MySpace has taken a different tack. It is opening offices in countries where it knows there are ad dollars, as well as friends, to be made. The strategy makes the company slower at expanding in new markets, but MySpace believes the approach ultimately makes its local offerings better able to reflect the cultures of new countries while also catering to advertisers.
MySpace's non-U.S. audiences will soon account for more than 50% of the site's revenues, says Jeff Berman, MySpace's president of sales and marketing.
Hi5 is following a hybrid strategy. In May, the social network launched tools letting users translate the site into any language. Before that, the San Francisco company hired a third-party provider, Lionbridge Technologies, to translate the site into languages like Japanese and make it reflect the added countries' cultures.The company's user base has grown to more than 56 million, thanks in large part to those efforts, says comScore's Lipsman.

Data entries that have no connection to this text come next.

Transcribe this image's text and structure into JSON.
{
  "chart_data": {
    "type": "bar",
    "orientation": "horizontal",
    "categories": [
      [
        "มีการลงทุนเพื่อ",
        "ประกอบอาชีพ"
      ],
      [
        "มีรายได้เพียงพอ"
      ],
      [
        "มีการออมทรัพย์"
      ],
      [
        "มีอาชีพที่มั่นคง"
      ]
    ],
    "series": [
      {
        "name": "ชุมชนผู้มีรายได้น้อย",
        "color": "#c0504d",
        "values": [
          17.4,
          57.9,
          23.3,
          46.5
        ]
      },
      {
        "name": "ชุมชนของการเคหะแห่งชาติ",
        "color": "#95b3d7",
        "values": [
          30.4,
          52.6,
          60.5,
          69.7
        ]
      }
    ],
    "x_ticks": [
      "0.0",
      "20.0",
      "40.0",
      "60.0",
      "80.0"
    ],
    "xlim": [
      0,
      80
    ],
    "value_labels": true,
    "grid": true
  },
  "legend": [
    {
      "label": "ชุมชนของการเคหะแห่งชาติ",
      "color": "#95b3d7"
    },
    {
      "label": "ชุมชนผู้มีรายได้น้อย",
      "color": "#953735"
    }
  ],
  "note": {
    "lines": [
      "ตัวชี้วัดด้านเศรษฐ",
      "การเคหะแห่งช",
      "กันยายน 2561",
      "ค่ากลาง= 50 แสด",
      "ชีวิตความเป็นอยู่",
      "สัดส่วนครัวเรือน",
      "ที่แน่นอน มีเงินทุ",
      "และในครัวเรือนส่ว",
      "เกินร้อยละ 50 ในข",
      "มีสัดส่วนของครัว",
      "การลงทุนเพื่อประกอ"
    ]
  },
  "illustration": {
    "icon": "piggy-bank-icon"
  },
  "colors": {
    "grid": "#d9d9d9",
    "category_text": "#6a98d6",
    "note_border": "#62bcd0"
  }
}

"Hi5 has really put an emphasis on cultural relevance beyond just the translation," says Lipsman.
The site remains popular throughout Latin America, home to four of the five countries where it shows up most often in searches, according to Pingdom.
Although Facebook has focused on tools, it isn't ruling out opening local bureaus to help make the site more culturally relevant -- and to sell ads. But executives aren't convinced that new offices are necessary.Once there are users, the thinking goes, advertisers will follow.
"The platform is open, and as soon as advertisers find value they just start creating campaigns," says Olivan. "So it is pretty much universal."